Researchers develop computer model to predict whether a pesticide will harm bees
Researchers at Oregon State University have harnessed the power of artificial intelligence to help protect bees from pesticides.
Cory Simon and Xiaoli Fern led the project, which involved training a machine learning model to predict whether proposed new herbicides, fungicides or insecticides would be toxic to honeybees based on the compound's molecular structure.
The findings of the U.S. National Science Foundation-supported study, published in The Journal of Chemical Physics, are important because many fruit, nut, vegetable and seed crops rely on bee pollination. Without bees to transfer the pollen needed for reproduction, almost 100 commercial crops in the United States would vanish. Bees' annual global economic impact is estimated to exceed $100 billion.
"Pesticides are widely used in agriculture, which increase crop yield and provide food security, but pesticides can harm off-target species like bees," Simon said. "And since insects, weeds, etc. eventually evolve resistance, new pesticides must continually be developed, ones that don't harm bees."
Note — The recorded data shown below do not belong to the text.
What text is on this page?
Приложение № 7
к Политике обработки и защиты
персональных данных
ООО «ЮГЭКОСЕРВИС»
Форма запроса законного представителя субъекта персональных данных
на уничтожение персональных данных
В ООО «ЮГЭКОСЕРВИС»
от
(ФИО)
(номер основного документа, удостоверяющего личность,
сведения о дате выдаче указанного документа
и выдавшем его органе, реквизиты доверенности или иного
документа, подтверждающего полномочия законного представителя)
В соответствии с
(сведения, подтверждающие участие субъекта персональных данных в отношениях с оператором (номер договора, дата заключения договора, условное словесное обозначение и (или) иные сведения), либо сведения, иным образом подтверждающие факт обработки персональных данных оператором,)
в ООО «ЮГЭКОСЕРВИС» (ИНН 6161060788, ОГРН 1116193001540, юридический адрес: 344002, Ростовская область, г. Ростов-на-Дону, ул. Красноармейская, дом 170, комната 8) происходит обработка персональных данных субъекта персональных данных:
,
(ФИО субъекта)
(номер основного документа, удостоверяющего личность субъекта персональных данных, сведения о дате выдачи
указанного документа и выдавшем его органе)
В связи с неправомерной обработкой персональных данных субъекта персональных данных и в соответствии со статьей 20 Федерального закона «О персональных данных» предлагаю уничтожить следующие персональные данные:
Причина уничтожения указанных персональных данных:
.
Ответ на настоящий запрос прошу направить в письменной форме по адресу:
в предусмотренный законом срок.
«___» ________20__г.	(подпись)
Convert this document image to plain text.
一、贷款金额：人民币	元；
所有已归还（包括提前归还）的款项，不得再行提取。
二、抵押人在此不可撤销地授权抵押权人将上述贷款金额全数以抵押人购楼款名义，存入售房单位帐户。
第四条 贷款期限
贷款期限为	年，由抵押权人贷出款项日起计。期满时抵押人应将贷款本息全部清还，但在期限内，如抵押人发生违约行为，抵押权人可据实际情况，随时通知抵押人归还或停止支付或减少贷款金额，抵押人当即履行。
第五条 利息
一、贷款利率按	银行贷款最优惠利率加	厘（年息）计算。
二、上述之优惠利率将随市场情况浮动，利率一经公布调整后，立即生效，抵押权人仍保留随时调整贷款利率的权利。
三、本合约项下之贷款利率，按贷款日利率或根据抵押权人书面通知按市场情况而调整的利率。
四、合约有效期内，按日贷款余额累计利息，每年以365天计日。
The team, including Ping Yang and Adrian Henle, used honeybee toxicity data from pesticide exposure experiments involving nearly 400 different pesticide molecules to train an algorithm to predict whether a new pesticide molecule would be toxic to honeybees. "The model represents pesticide molecules by the set of random walks on their molecular graphs," Yang said.
A random walk is a mathematical concept that describes any meandering path, such as on the complicated chemical structure of a pesticide, where each step along the path is decided by chance, as if by coin tosses.
Imagine, Yang said, that you're out for an aimless stroll along a pesticide's chemical structure, making your way from atom to atom via the bonds that hold the compound together. You travel in random directions but keep track of your route, the sequence of atoms and bonds that you visit. Then you go out for a stroll along a different molecule, comparing the series of twists and turns to what you've done before.
"The algorithm declares two molecules similar if they share many walks with the same sequence of atoms and bonds," Yang said. "Our model serves as a surrogate for a bee toxicity experiment and can be used to quickly screen proposed pesticide molecules for their toxicity."
Added Christina Payne, a program director in NSF's Directorate for Engineering, "The team's random walk approach is a creative way to efficiently map out and compare molecular structures so they can be used as input to machine learning models. The work demonstrates the power and flexibility of machine learning models when small but high-quality datasets, such as the bee pesticide toxicity data, are available."